Ledger Joker eating shrimp, trying to drink wine, slapping *****es, trying to tell Batman how he got his scars, dressing up as a nurse, washing his hands after feeling freaked out over seeing Harvey Dent's hideous scars is nothing lighthearted, over the top or fun. All serious business.



One of the reasons I think Ledger Joker and Nicholson Joker are the best villains out of all 7 films we've gotten is because how over the top, campy . . . and sinister they both are. They're actually second to Batman with the characters I root for. Any time the Joker is on screen, he steals the show, that's how he should be if done right. It's the Joker. He does things that shouldn't be funny, but are because he's so damn great. They kill people and take out the mob "for the lolz", take control of Gotham, **** up Batman's personal life, and try to have their handicaps (scarred faces) and ideologies (beauty, chaos) be heard. That's the character.
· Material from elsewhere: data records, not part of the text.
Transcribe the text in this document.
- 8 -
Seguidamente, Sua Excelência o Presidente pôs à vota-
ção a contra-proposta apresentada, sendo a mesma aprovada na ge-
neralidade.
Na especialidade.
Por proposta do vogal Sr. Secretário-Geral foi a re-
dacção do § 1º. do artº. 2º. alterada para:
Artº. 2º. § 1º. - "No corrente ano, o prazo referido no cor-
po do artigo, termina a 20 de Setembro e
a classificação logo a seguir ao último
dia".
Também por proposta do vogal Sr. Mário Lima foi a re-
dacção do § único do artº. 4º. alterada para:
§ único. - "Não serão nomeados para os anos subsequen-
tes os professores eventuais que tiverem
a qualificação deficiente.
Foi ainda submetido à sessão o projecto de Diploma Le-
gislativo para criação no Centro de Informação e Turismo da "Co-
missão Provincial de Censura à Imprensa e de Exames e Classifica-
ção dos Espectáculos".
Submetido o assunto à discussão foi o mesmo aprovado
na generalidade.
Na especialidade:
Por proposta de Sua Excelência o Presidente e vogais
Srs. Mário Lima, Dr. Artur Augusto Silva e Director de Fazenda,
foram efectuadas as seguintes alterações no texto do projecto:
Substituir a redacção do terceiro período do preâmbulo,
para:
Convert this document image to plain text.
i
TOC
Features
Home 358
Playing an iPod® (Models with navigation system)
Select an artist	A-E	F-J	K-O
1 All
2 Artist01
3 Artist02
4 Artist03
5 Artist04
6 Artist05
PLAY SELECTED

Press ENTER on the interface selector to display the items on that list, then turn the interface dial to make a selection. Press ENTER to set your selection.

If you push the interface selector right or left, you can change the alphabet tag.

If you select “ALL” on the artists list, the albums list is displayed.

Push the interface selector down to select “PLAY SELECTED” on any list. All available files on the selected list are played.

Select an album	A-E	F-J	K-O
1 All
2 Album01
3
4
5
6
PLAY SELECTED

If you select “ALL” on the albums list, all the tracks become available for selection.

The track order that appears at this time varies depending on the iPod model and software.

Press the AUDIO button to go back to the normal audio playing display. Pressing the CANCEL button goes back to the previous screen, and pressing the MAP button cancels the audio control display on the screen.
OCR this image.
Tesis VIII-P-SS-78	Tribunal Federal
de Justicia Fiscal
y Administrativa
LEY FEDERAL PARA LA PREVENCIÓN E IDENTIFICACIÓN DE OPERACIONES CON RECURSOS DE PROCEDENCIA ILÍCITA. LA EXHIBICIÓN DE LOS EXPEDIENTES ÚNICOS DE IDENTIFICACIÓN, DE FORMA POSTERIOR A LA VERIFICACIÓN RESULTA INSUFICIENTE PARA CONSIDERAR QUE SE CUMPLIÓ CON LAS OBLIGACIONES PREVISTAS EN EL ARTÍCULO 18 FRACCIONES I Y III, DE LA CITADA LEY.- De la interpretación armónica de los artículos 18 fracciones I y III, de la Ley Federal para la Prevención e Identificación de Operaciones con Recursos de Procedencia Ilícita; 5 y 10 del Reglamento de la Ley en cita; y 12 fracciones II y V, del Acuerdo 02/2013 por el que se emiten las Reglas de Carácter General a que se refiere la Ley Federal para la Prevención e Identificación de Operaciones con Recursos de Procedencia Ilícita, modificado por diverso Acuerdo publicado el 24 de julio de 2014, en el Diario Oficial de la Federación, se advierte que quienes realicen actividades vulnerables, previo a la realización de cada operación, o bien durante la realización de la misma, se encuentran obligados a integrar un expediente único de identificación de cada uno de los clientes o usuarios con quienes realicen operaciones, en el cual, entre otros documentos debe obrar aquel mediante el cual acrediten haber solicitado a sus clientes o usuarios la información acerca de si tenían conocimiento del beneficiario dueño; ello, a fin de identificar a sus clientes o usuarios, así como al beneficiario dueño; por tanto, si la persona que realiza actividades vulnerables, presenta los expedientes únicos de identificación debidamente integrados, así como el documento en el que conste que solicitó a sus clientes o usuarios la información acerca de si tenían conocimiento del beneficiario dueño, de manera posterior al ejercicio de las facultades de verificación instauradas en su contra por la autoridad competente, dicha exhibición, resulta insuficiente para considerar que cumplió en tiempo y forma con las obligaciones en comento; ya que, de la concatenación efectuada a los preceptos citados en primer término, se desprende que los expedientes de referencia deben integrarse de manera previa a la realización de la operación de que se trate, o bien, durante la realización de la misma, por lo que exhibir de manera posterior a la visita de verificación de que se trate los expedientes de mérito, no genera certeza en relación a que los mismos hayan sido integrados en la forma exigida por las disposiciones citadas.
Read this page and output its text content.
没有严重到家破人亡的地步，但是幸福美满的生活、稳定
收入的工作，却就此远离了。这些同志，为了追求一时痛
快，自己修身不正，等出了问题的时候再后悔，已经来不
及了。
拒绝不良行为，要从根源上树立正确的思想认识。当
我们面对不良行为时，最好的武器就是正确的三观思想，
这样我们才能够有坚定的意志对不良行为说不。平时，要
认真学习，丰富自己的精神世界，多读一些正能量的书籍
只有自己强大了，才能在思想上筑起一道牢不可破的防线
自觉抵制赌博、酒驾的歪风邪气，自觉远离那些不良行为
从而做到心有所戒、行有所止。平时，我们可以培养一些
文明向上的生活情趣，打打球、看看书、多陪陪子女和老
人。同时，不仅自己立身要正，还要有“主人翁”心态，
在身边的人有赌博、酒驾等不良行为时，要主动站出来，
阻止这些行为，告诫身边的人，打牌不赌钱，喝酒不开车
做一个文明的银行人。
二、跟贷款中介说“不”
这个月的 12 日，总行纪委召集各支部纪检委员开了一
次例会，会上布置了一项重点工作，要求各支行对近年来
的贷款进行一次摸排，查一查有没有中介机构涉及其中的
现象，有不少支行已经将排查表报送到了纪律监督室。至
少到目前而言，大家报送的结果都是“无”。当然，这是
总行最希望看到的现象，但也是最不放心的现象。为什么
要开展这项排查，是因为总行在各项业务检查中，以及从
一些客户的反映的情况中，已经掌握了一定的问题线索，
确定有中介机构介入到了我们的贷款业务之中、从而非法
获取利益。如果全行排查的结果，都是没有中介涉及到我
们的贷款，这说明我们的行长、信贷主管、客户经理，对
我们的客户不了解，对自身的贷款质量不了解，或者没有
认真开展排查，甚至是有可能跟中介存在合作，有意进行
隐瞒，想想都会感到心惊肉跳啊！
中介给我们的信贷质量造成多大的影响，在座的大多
Romero Joker is great too, but he's one dimensional compared to those two (which isn't bad at all).
 
Re: The Man of Steel

Yes I know that on paper Nicholson Joker did some "dastardly deeds." It just never translated as an extension of his character. Ledger's Joker wove the zany with the homicidal into a much more cohesive whole.

I do agree that they are both entertaining in their own way, no question about that.
 
Re: The Man of Steel

DiFabio 1
Khev 0

Nah, c'mon Jye.


Khev just said that he enjoyed both, there's no argument here (well, I don't want one anyway). I wouldn't say Jack Nicholson is more sinister or grim than Ledger Joker, he's definitely not, but he's definitely no friendly Ceaser Romero Joker either.

The Nicholson Joker and Ledger Joker are pretty similar (scars, mob, chaos, television broadcasting skills etc.) and pretty different in their own ways. I think both are fantastic though. It's impossible for me to choose one over the other. Like, I'll watch the interrogation scene in TDK and think, "oh man, best Joker ever" but then see the Smylex commercial or his big reveal when he kills Grissom and think the same thing. I get the same rush of watching Batman take aim at a provoking Joker in the streets in the Batwing in Batman that I do with Batman riding towards a provoking Joker in the streets on the Batpod in TDK.

It's all good stuff. There's nothing wrong with camp or humor, or seriousness and darkness, as long as it's not strictly one or the other.









Joker should be the villain in Man of Steel.